Philadelphia expresses commitment to bilingual education - Resources for your Spanish Classroom
Source: Mercury News.com
SOUTH PASADENA - School Board President Joe Loo hopes he can bring a dual language immersion program to the South Pasadena Unified District.
Loo broached the subject at Tuesday's school board meeting, hoping to introduce the idea for consideration and gauge the opinions of the other board members. He said he thinks the program would help students be more successful in all areas of study.
"It helps them because they need to develop the concepts of language, the relationship between writing and speaking," Loo said. "They've found there are a lot of other benefits. ... It really helps them think. ... And the earlier the better for learning a foreign language."
Though no action was taken Tuesday, Superintendent Joel Shapiro said the discussion was productive, and provided insight into board leanings on the issue.
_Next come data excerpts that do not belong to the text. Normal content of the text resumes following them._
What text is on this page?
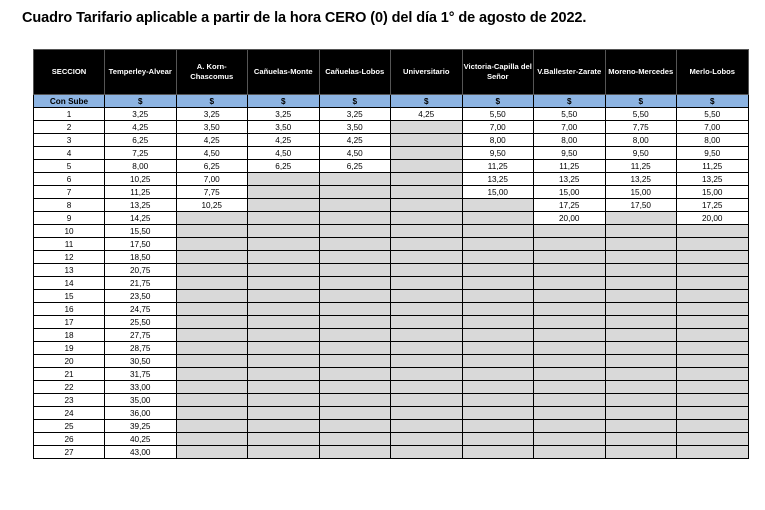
Cuadro Tarifario aplicable a partir de la hora CERO (0) del día 1° de agosto de 2022.
SECCION	Temperley-Alvear	A. Korn-Chascomus	Cañuelas-Monte	Cañuelas-Lobos	Universitario	Victoria-Capilla del Señor	V.Ballester-Zarate	Moreno-Mercedes	Merlo-Lobos
Con Sube	$	$	$	$	$	$	$	$	$
1	3,25	3,25	3,25	3,25	4,25	5,50	5,50	5,50	5,50
2	4,25	3,50	3,50	3,50		7,00	7,00	7,75	7,00
3	6,25	4,25	4,25	4,25		8,00	8,00	8,00	8,00
4	7,25	4,50	4,50	4,50		9,50	9,50	9,50	9,50
5	8,00	6,25	6,25	6,25		11,25	11,25	11,25	11,25
6	10,25	7,00				13,25	13,25	13,25	13,25
7	11,25	7,75				15,00	15,00	15,00	15,00
8	13,25	10,25					17,25	17,50	17,25
9	14,25						20,00		20,00
10	15,50								
11	17,50								
12	18,50								
13	20,75								
14	21,75								
15	23,50								
16	24,75								
17	25,50								
18	27,75								
19	28,75								
20	30,50								
21	31,75								
22	33,00								
23	35,00								
24	36,00								
25	39,25								
26	40,25								
27	43,00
"It was one of those things where the value was in the comments different board members made," Shapiro said. "It was a general introductory discussion and I think it was important."
But, Shapiro said, there are still concerns about the costs and feasibility of implementing a program, which at the earliest might be considered in a couple of years.
He said board members are also looking at alternatives besides dual immersion to enhance foreign language learning in the district.
"The overall response from board members is this is something that has not been adequately researched for us to make any decisions for next year at all," Shapiro said. "We're not in any situation yet where we can move forward with a plan that would cost additional money."
Loo said thinks implementing a dual immersion program would be financially feasible.
If it chooses to implement the immersion program, SPUSD would not be the first district to do so in the San Gabriel Valley. Pasadena has offered elementary dual immersion at San Rafael and Field Elementary Schools since 2009 and will add a third site next year.
PUSD Spokesman Adam Wolfson said the program has not only helped students improve academically, but has also drawn new families into the district.
"In our case it absolutely increased enrollment and brought students into the district from outside of our PUSD boundaries," Wolfson said. "Our sense is that if something works, why not? And I think for us it really fits in the theme of 21st century learning."
Loo said he hopes the SPUSD board can begin to move forward during its strategic planning sessions this summer. After members create a timeline, he said, they will hold community forums to engage district parents.